Shane Bieber would have been nice.. 
The Toronto Blue Jays acquired Shane Bieber in a trade Thursday with the Cleveland Guardians, betting that the former Cy Young Award winner will be able to quickly bounce back from injury rehabilitation.
The first-place Blue Jays sent right-handed pitching prospect Khal Stephen, a second-round draft pick from Mississippi State, to the Guardians in the trade, which was announced Thursday.
Bieber won the AL Cy Young in the COVID-shortened 2020 season and was consistently one of the league's best starting pitchers before suffering a season-ending elbow injury after two starts in 2024. He re-signed with the Guardians in the offseason for a $10 million salary in 2025 and a $16 million player option in 2026.

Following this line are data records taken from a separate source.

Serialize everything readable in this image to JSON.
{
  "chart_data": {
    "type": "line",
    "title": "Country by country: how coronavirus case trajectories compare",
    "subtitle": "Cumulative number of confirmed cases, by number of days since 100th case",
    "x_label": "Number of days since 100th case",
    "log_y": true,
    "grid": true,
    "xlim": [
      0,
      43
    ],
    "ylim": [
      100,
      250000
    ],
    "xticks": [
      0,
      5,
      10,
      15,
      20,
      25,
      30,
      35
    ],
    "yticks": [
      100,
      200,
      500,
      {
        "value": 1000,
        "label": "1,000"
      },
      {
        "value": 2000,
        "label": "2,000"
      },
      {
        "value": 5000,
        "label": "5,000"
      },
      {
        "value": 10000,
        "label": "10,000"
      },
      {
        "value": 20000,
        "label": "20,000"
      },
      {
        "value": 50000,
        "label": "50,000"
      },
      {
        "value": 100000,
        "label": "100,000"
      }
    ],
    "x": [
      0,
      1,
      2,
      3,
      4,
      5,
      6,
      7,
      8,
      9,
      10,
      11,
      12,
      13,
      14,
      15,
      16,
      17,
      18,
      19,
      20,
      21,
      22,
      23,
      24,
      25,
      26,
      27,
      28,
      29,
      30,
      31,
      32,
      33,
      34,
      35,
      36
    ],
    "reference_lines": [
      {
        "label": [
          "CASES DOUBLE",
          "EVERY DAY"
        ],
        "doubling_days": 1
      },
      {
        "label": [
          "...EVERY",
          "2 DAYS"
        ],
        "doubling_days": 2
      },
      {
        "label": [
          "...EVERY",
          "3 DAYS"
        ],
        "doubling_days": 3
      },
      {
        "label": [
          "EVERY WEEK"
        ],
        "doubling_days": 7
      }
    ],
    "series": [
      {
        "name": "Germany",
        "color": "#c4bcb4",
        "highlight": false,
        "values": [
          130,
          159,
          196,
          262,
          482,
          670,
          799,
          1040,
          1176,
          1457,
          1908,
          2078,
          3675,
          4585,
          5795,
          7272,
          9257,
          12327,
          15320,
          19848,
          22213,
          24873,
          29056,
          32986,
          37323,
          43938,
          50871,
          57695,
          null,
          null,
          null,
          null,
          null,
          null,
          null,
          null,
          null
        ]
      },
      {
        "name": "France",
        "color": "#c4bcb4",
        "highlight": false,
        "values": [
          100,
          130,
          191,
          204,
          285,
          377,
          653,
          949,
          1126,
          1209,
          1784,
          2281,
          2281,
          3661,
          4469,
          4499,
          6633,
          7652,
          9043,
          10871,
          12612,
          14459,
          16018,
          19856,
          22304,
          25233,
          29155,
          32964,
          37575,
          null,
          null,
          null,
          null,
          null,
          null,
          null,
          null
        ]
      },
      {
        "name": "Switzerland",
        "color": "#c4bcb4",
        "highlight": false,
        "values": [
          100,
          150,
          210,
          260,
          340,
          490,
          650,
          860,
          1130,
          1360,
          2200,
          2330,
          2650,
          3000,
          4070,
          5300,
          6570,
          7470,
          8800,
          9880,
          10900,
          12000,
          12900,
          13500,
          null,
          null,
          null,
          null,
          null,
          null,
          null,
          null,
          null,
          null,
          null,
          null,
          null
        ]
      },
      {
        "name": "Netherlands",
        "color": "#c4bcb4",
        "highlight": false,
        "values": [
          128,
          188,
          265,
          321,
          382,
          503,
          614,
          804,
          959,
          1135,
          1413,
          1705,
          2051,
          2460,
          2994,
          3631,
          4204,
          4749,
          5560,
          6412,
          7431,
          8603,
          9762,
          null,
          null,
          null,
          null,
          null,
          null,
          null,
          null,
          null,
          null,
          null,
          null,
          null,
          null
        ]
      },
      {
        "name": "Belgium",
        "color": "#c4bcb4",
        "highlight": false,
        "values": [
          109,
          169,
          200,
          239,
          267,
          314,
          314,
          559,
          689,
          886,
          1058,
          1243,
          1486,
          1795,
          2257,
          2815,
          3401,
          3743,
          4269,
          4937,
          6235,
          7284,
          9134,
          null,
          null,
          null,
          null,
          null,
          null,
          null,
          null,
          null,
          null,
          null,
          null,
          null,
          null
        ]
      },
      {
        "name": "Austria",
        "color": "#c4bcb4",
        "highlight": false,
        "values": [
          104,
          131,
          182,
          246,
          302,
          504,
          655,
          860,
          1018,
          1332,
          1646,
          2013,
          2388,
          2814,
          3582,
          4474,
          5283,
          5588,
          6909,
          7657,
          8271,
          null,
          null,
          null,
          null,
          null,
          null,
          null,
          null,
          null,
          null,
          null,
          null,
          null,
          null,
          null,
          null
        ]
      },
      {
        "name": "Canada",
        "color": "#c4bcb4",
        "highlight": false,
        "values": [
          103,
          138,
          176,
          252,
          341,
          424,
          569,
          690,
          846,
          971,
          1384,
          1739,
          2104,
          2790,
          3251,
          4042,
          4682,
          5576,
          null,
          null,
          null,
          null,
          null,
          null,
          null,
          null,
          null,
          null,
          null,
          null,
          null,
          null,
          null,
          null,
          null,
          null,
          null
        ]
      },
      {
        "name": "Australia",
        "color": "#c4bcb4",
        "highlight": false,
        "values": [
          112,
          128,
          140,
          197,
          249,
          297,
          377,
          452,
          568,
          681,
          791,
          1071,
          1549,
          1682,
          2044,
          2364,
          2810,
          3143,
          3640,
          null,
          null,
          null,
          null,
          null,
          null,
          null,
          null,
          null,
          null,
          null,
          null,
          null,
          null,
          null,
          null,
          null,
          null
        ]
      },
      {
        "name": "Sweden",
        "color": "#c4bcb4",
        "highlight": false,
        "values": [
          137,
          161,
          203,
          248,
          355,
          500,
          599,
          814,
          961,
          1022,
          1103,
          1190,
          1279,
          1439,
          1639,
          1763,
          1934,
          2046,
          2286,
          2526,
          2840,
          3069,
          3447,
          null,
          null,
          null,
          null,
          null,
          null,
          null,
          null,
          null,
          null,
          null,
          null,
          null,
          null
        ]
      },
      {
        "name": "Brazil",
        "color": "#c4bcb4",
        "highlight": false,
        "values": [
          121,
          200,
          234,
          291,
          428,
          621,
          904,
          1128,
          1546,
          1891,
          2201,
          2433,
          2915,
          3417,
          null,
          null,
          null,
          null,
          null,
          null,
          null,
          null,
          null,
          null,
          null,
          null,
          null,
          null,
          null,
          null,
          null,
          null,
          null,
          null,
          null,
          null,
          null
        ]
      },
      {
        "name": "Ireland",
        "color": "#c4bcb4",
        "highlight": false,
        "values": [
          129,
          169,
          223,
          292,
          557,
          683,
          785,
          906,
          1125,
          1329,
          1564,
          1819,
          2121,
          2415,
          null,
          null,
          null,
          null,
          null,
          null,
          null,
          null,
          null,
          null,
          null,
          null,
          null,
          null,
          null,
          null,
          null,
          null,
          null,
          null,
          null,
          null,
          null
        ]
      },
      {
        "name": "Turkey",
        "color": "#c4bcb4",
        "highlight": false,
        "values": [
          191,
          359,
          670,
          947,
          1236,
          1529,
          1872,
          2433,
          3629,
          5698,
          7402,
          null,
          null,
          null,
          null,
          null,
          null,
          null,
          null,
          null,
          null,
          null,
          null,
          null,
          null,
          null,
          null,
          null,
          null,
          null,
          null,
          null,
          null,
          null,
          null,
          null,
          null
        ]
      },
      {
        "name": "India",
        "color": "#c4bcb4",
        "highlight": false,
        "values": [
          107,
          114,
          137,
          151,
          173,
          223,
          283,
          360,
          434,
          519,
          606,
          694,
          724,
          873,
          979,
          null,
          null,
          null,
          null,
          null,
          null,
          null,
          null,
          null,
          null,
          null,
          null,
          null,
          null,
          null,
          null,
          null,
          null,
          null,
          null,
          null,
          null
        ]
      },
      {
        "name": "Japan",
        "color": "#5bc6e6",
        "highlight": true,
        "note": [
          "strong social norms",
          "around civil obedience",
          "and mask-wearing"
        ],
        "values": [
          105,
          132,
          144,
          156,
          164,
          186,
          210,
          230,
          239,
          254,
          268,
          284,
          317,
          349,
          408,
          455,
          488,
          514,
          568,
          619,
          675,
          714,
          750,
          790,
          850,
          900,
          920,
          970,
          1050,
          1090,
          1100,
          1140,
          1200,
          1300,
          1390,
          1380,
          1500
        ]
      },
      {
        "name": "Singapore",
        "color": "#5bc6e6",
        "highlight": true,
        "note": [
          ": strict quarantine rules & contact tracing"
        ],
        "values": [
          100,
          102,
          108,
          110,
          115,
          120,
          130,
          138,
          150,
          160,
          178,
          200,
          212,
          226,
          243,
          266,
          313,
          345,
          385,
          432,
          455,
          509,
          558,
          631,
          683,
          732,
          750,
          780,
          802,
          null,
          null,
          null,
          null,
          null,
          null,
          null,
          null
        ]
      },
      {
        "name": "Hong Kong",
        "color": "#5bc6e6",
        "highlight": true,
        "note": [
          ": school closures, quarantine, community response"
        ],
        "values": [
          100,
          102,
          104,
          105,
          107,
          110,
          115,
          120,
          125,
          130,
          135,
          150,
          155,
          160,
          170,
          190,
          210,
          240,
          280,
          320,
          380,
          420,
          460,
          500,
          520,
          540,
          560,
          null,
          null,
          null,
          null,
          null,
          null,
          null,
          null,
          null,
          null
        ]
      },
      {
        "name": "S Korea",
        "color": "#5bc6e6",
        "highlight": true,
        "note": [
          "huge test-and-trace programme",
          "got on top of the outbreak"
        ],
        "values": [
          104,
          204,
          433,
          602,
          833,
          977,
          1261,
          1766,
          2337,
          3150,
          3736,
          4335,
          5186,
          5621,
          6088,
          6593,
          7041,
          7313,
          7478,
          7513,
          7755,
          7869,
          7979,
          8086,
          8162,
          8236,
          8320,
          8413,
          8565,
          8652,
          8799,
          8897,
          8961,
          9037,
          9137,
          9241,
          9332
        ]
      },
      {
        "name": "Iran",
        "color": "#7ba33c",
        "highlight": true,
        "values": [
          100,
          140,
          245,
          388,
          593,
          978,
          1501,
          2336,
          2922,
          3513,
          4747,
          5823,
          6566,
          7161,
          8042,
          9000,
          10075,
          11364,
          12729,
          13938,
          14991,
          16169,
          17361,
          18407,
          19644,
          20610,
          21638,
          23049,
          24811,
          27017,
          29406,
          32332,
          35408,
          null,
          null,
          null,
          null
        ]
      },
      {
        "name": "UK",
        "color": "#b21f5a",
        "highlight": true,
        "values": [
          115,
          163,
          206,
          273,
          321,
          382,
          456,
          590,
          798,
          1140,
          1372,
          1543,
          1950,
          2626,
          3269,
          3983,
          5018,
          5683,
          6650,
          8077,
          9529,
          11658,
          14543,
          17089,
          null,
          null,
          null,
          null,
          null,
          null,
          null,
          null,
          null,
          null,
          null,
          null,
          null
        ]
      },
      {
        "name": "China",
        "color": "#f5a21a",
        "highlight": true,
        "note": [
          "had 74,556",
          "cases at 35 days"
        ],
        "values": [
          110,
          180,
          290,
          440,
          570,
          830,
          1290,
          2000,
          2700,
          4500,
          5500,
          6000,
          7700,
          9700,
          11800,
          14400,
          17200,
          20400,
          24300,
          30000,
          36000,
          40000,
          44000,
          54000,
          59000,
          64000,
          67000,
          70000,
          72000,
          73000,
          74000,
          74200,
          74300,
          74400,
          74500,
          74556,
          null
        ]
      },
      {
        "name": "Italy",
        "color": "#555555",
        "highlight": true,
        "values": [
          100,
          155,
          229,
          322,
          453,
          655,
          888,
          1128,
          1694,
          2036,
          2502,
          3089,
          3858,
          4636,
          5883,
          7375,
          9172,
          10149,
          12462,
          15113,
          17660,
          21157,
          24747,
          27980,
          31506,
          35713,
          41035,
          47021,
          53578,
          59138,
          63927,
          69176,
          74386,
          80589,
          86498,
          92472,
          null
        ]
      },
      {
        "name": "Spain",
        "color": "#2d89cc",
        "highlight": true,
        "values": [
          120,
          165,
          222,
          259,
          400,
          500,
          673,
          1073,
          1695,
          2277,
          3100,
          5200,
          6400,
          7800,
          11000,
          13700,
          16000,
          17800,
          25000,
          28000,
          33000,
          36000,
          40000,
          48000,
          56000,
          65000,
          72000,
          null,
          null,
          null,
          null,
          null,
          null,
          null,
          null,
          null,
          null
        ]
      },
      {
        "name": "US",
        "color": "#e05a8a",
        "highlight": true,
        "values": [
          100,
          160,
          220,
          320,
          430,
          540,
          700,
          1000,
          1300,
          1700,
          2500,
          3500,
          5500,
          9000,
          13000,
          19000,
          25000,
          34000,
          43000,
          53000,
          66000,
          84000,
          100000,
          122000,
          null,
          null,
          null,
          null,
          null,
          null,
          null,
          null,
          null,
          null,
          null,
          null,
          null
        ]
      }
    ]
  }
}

Bieber, 30, has not pitched in the majors since undergoing Tommy John surgery in April 2024 but has made three minor league rehab starts in recent weeks. The right-hander worked four innings in his most recent outing Tuesday with Double-A Akron, striking out seven on 57 pitches, and was expected to rejoin Cleveland's rotation at some point in August.
He is pretty low cost for this season (TOR pays about $3M for the rest of the season) but he has a player option for next season at $16M. I was intrigued by him but there is a lot of risk. There is no guarantee that he will pitch at a major league level this season or next. If he is bad, he picks up his option and you are stuck with him. If he is good, he declines and is a FA seeking big bucks.
He has been pitching in the minors as I understand it so I am sure the scouts have checked him out. He may help TOR win a title or he may not do anything, lot of risk.
Seems like a low risk move to me. Gave up a 2nd round draft prospect for a guy that won the Cy Young a few years ago and just recently turned 30.
« Last Edit: July 31, 2025, 08:51:30 PM by Goldstar88 »

Logged
Quoting Nick from the now locked Ime thread:
Quote
At some point you have to blame the performance on the court on the players on the court. Every loss is not the coach's fault and every win isn't because of the players.